Мой фильм должен был стать очень физиологичным. Чтобы тело определяло ритм: тело как идея, как драма, как протест, как репрессивный механизм.
Кадр из фильма «Событие»

— Этим утром я слушала подкаст «Le Monde» с вашим участием. Вы пригласили журналистов в гости, показали им свою коллекцию DVD, у вас полное собрание фильмов Кена Лоуча и Хирокадзу Корээды. Вы объяснили любовь к этим режиссерам следующим образом: вам важны авторы, которые все время фиксируют температуру общества. Какова температура французского общества прямо сейчас?

— К сожалению, субфебрильная с тенденцией к росту. Вы же знаете, что мы вошли в предвыборный период. Ситуация сложная. Я люблю противоположные мнения, люблю спорить. Но сейчас на противоположных позициях стоят люди…

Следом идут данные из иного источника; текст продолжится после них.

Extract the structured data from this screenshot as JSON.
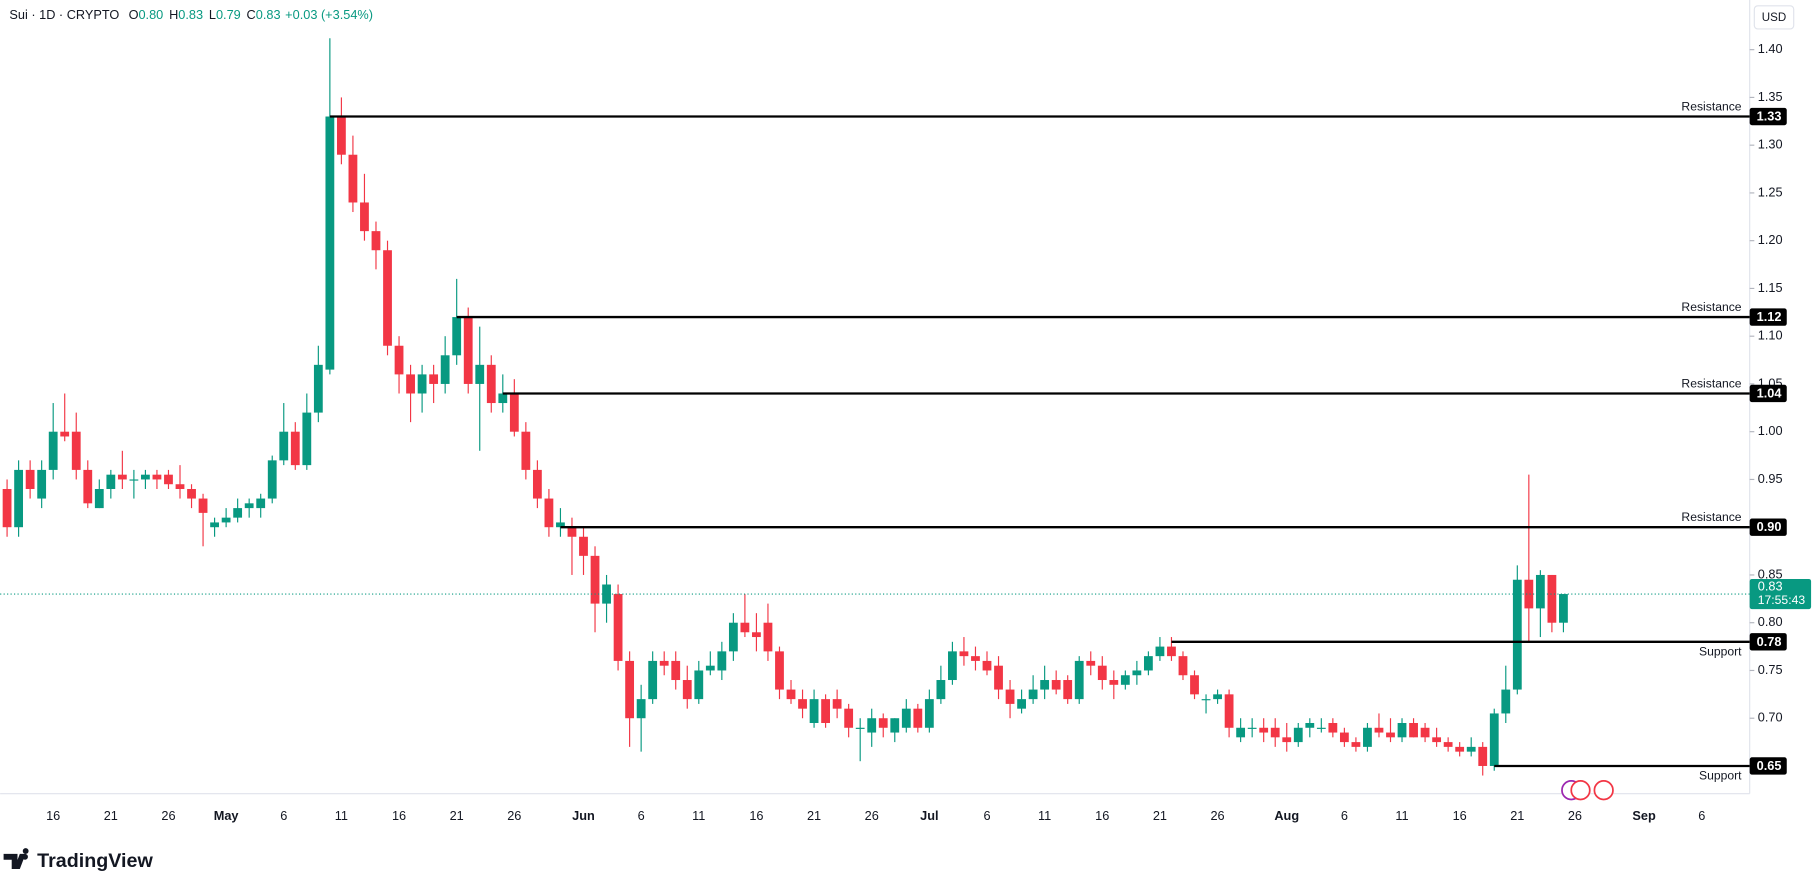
{
  "chart_data": {
    "type": "candlestick",
    "title": "Sui · 1D · CRYPTO",
    "ohlc": [
      {
        "label": "O",
        "value": "0.80"
      },
      {
        "label": "H",
        "value": "0.83"
      },
      {
        "label": "L",
        "value": "0.79"
      },
      {
        "label": "C",
        "value": "0.83"
      }
    ],
    "change": "+0.03 (+3.54%)",
    "currency": "USD",
    "brand": "TradingView",
    "up_color": "#089981",
    "down_color": "#f23645",
    "categories": [
      null,
      null,
      null,
      null,
      "16",
      null,
      null,
      null,
      null,
      "21",
      null,
      null,
      null,
      null,
      "26",
      null,
      null,
      null,
      null,
      "May",
      null,
      null,
      null,
      null,
      "6",
      null,
      null,
      null,
      null,
      "11",
      null,
      null,
      null,
      null,
      "16",
      null,
      null,
      null,
      null,
      "21",
      null,
      null,
      null,
      null,
      "26",
      null,
      null,
      null,
      null,
      null,
      "Jun",
      null,
      null,
      null,
      null,
      "6",
      null,
      null,
      null,
      null,
      "11",
      null,
      null,
      null,
      null,
      "16",
      null,
      null,
      null,
      null,
      "21",
      null,
      null,
      null,
      null,
      "26",
      null,
      null,
      null,
      null,
      "Jul",
      null,
      null,
      null,
      null,
      "6",
      null,
      null,
      null,
      null,
      "11",
      null,
      null,
      null,
      null,
      "16",
      null,
      null,
      null,
      null,
      "21",
      null,
      null,
      null,
      null,
      "26",
      null,
      null,
      null,
      null,
      null,
      "Aug",
      null,
      null,
      null,
      null,
      "6",
      null,
      null,
      null,
      null,
      "11",
      null,
      null,
      null,
      null,
      "16",
      null,
      null,
      null,
      null,
      "21",
      null,
      null,
      null,
      null,
      "26",
      null,
      null,
      null,
      null,
      null,
      "Sep",
      null,
      null,
      null,
      null,
      "6",
      null,
      null,
      null,
      null
    ],
    "open": [
      0.94,
      0.9,
      0.96,
      0.93,
      0.96,
      1.0,
      1.0,
      0.96,
      0.92,
      0.94,
      0.955,
      0.95,
      0.95,
      0.955,
      0.955,
      0.945,
      0.94,
      0.93,
      0.9,
      0.905,
      0.91,
      0.92,
      0.92,
      0.93,
      0.97,
      1.0,
      0.965,
      1.02,
      1.065,
      1.33,
      1.29,
      1.24,
      1.21,
      1.19,
      1.09,
      1.06,
      1.04,
      1.06,
      1.05,
      1.08,
      1.12,
      1.05,
      1.07,
      1.03,
      1.04,
      1.0,
      0.96,
      0.93,
      0.9,
      0.9,
      0.89,
      0.87,
      0.82,
      0.83,
      0.76,
      0.7,
      0.72,
      0.76,
      0.76,
      0.74,
      0.72,
      0.75,
      0.75,
      0.77,
      0.8,
      0.79,
      0.8,
      0.77,
      0.73,
      0.72,
      0.695,
      0.72,
      0.72,
      0.71,
      0.69,
      0.685,
      0.7,
      0.685,
      0.69,
      0.71,
      0.69,
      0.72,
      0.74,
      0.77,
      0.765,
      0.76,
      0.755,
      0.73,
      0.71,
      0.72,
      0.73,
      0.74,
      0.74,
      0.72,
      0.76,
      0.755,
      0.74,
      0.735,
      0.745,
      0.75,
      0.765,
      0.775,
      0.765,
      0.745,
      0.72,
      0.72,
      0.725,
      0.68,
      0.69,
      0.69,
      0.69,
      0.68,
      0.675,
      0.69,
      0.69,
      0.695,
      0.685,
      0.675,
      0.67,
      0.69,
      0.685,
      0.68,
      0.695,
      0.69,
      0.68,
      0.675,
      0.67,
      0.665,
      0.67,
      0.65,
      0.705,
      0.73,
      0.845,
      0.815,
      0.85,
      0.8,
      null,
      null,
      null,
      null,
      null,
      null,
      null,
      null,
      null,
      null,
      null,
      null,
      null,
      null,
      null,
      null
    ],
    "high": [
      0.95,
      0.97,
      0.97,
      0.97,
      1.03,
      1.04,
      1.02,
      0.97,
      0.95,
      0.96,
      0.98,
      0.96,
      0.96,
      0.96,
      0.96,
      0.965,
      0.945,
      0.935,
      0.91,
      0.92,
      0.93,
      0.93,
      0.935,
      0.975,
      1.03,
      1.01,
      1.04,
      1.09,
      1.412,
      1.35,
      1.31,
      1.27,
      1.22,
      1.2,
      1.1,
      1.07,
      1.07,
      1.07,
      1.1,
      1.16,
      1.13,
      1.11,
      1.08,
      1.06,
      1.055,
      1.01,
      0.97,
      0.94,
      0.92,
      0.91,
      0.9,
      0.88,
      0.85,
      0.84,
      0.77,
      0.735,
      0.77,
      0.77,
      0.77,
      0.755,
      0.76,
      0.77,
      0.78,
      0.81,
      0.83,
      0.81,
      0.82,
      0.775,
      0.74,
      0.73,
      0.73,
      0.725,
      0.73,
      0.715,
      0.7,
      0.71,
      0.705,
      0.7,
      0.72,
      0.715,
      0.73,
      0.755,
      0.78,
      0.785,
      0.775,
      0.77,
      0.765,
      0.74,
      0.73,
      0.745,
      0.755,
      0.75,
      0.745,
      0.765,
      0.77,
      0.765,
      0.75,
      0.75,
      0.76,
      0.77,
      0.785,
      0.785,
      0.77,
      0.75,
      0.725,
      0.73,
      0.73,
      0.7,
      0.7,
      0.7,
      0.7,
      0.695,
      0.695,
      0.7,
      0.7,
      0.7,
      0.69,
      0.68,
      0.695,
      0.705,
      0.7,
      0.7,
      0.7,
      0.695,
      0.69,
      0.68,
      0.675,
      0.68,
      0.675,
      0.71,
      0.755,
      0.86,
      0.955,
      0.855,
      0.85,
      0.83,
      null,
      null,
      null,
      null,
      null,
      null,
      null,
      null,
      null,
      null,
      null,
      null,
      null,
      null,
      null,
      null
    ],
    "low": [
      0.89,
      0.89,
      0.93,
      0.92,
      0.95,
      0.99,
      0.95,
      0.92,
      0.92,
      0.93,
      0.94,
      0.93,
      0.94,
      0.94,
      0.94,
      0.93,
      0.92,
      0.88,
      0.89,
      0.9,
      0.905,
      0.91,
      0.91,
      0.925,
      0.965,
      0.96,
      0.96,
      1.01,
      1.06,
      1.28,
      1.23,
      1.2,
      1.17,
      1.08,
      1.04,
      1.01,
      1.02,
      1.03,
      1.04,
      1.07,
      1.04,
      0.98,
      1.02,
      1.02,
      0.995,
      0.95,
      0.92,
      0.89,
      0.89,
      0.85,
      0.85,
      0.79,
      0.8,
      0.75,
      0.67,
      0.665,
      0.715,
      0.745,
      0.73,
      0.71,
      0.715,
      0.745,
      0.74,
      0.76,
      0.785,
      0.77,
      0.76,
      0.72,
      0.715,
      0.7,
      0.69,
      0.69,
      0.7,
      0.68,
      0.655,
      0.67,
      0.68,
      0.675,
      0.685,
      0.685,
      0.685,
      0.715,
      0.735,
      0.755,
      0.75,
      0.745,
      0.72,
      0.7,
      0.705,
      0.715,
      0.72,
      0.725,
      0.715,
      0.715,
      0.745,
      0.73,
      0.72,
      0.73,
      0.735,
      0.745,
      0.76,
      0.76,
      0.74,
      0.72,
      0.705,
      0.715,
      0.68,
      0.675,
      0.68,
      0.675,
      0.67,
      0.665,
      0.67,
      0.68,
      0.685,
      0.68,
      0.67,
      0.665,
      0.665,
      0.68,
      0.675,
      0.675,
      0.68,
      0.675,
      0.67,
      0.665,
      0.66,
      0.66,
      0.64,
      0.645,
      0.695,
      0.725,
      0.78,
      0.785,
      0.79,
      0.79,
      null,
      null,
      null,
      null,
      null,
      null,
      null,
      null,
      null,
      null,
      null,
      null,
      null,
      null,
      null,
      null
    ],
    "close": [
      0.9,
      0.96,
      0.94,
      0.96,
      1.0,
      0.995,
      0.96,
      0.925,
      0.94,
      0.955,
      0.95,
      0.95,
      0.955,
      0.95,
      0.945,
      0.94,
      0.93,
      0.915,
      0.905,
      0.91,
      0.92,
      0.925,
      0.93,
      0.97,
      1.0,
      0.965,
      1.02,
      1.07,
      1.33,
      1.29,
      1.24,
      1.21,
      1.19,
      1.09,
      1.06,
      1.04,
      1.06,
      1.05,
      1.08,
      1.12,
      1.05,
      1.07,
      1.03,
      1.04,
      1.0,
      0.96,
      0.93,
      0.9,
      0.905,
      0.89,
      0.87,
      0.82,
      0.84,
      0.76,
      0.7,
      0.72,
      0.76,
      0.755,
      0.74,
      0.72,
      0.75,
      0.755,
      0.77,
      0.8,
      0.79,
      0.785,
      0.77,
      0.73,
      0.72,
      0.71,
      0.72,
      0.695,
      0.71,
      0.69,
      0.69,
      0.7,
      0.69,
      0.7,
      0.71,
      0.69,
      0.72,
      0.74,
      0.77,
      0.765,
      0.76,
      0.75,
      0.73,
      0.715,
      0.72,
      0.73,
      0.74,
      0.73,
      0.72,
      0.76,
      0.755,
      0.74,
      0.735,
      0.745,
      0.75,
      0.765,
      0.775,
      0.765,
      0.745,
      0.725,
      0.72,
      0.725,
      0.69,
      0.69,
      0.69,
      0.685,
      0.68,
      0.675,
      0.69,
      0.695,
      0.69,
      0.685,
      0.675,
      0.67,
      0.69,
      0.685,
      0.68,
      0.695,
      0.68,
      0.68,
      0.675,
      0.67,
      0.665,
      0.67,
      0.65,
      0.705,
      0.73,
      0.845,
      0.815,
      0.85,
      0.8,
      0.83,
      null,
      null,
      null,
      null,
      null,
      null,
      null,
      null,
      null,
      null,
      null,
      null,
      null,
      null,
      null,
      null
    ],
    "ylim": [
      0.621,
      1.452
    ],
    "yticks": [
      {
        "value": 0.7,
        "label": "0.70"
      },
      {
        "value": 0.75,
        "label": "0.75"
      },
      {
        "value": 0.8,
        "label": "0.80"
      },
      {
        "value": 0.85,
        "label": "0.85"
      },
      {
        "value": 0.9,
        "label": "0.90"
      },
      {
        "value": 0.95,
        "label": "0.95"
      },
      {
        "value": 1.0,
        "label": "1.00"
      },
      {
        "value": 1.05,
        "label": "1.05"
      },
      {
        "value": 1.1,
        "label": "1.10"
      },
      {
        "value": 1.15,
        "label": "1.15"
      },
      {
        "value": 1.2,
        "label": "1.20"
      },
      {
        "value": 1.25,
        "label": "1.25"
      },
      {
        "value": 1.3,
        "label": "1.30"
      },
      {
        "value": 1.35,
        "label": "1.35"
      },
      {
        "value": 1.4,
        "label": "1.40"
      }
    ],
    "grid": false,
    "levels": {
      "names": [
        "Resistance",
        "Resistance",
        "Resistance",
        "Resistance",
        "Support",
        "Support"
      ],
      "values": [
        1.33,
        1.12,
        1.04,
        0.9,
        0.78,
        0.65
      ],
      "value_labels": [
        "1.33",
        "1.12",
        "1.04",
        "0.90",
        "0.78",
        "0.65"
      ],
      "x": [
        28,
        39,
        43,
        48,
        101,
        129
      ]
    },
    "last_price": 0.83,
    "countdown": "17:55:43"
  }
}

— Эрик ЗеммурЭрик ЗеммурУльтраправый публицист и кандидат в президенты, который много критикует миграционную политику Европы и французский ислам.?

— И не он один, как водится. В общем, традиционные ценности медленно, но верно превращаются в фундаменталистские. И я могу понять почему. Но не принять. Разумеется, с ковидом, с обязательной вакцинацией свободы все меньше, а проблем все больше. Поэтому у Франции сильный жар. И вот по этой причине говорить об абортах и о том, как было совсем недавно, скажем так, небесполезно. Чтобы помнили. Хотя женщины и так помнят.

— Справедливо ли будет утверждать в таком случае, что ваш фильм политический?

— И да, и нет. Безусловно политическим было решение жюри его наградить [на Венецианском кинофестивале]. Конечно, политическим является и слоган, применимый к «Событию»: «Мое тело — мое дело». Но я всегда считала, что там, где личное вступает в конфликт с общественным, там и начинается политика.

Частная жизнь или интимное существование тела — в некотором роде утопия. Сегодня, в разгар пандемии, мы в этом еще раз убедились. Любой человек стал заложником собственного тела. А для женщины этот опыт не новый. Нанося вред своему телу, Анн обеспечивает будущее своей душе. Парадокс. Даже пугающий парадокс. И проблема не только в войне полов или прощальной атаке патриархата, это объективная реальность.

— Ваша мать наполовину румынка, ваша главная актриса — Анамария Вартоломеи — тоже из Румынии. Знаменитый фильм Кристиана Мунджиу «4 месяца, 3 недели и 2 дня», получивший «Золотую пальмовую ветвь», наверняка был одним из важнейших референсов. Что вы хотели принципиально сделать по-своему?

— Я обожаю фильм Мунджиу. Это великий фильм. Но вопрос «что делать по-своему» у меня не стоял. У Мунджиу рассказана частная история, одна из тысячи — опыт нелегального аборта во времена Чаушеску. А у меня провинциальная Франция шестидесятых. Уже в этом важная разница.

Но с Румынией и правда меня многое связывает. Хотя еще одна важнейшая часть моей идентичности помимо Франции — Ливан.

Анамария Вартоломеи в фильме «Событие»

— Я читала, что за свой первый роман вы получили приз, заключавшийся в уникальной возможности — провести ночь с Клодом Шабролем. В разговорах, разумеется. Это верно?

— Да, все верно. Мне было 23, я тогда еще даже не помышляла о кинематографе, занималась журналистикой, работала в журнале Glamour и вот написала роман. Но эту ночь я запомнила навсегда, как пишут как раз в Glamour, ибо Шаброль влюбил меня в кинематограф. Он сказал, что нет на свете профессии лучше режиссерской. Что кино — это абсолютная свобода. Но и честность тоже, без которой свободы не видать.

И вот я бы хотела сказать, что сейчас в кино во всем мире все больше женщин. 2021 год был невероятно удачным в этом смысле. Награды Джулии Дюкорно, Джейн Кэмпион, Хлое Чжао, вашей покорной слуге. Гендерный паритет не за горами. Однако важно помнить, что недостаточно просто снимать — иметь доступ к профессии. Важно снимать то, что ты хочешь.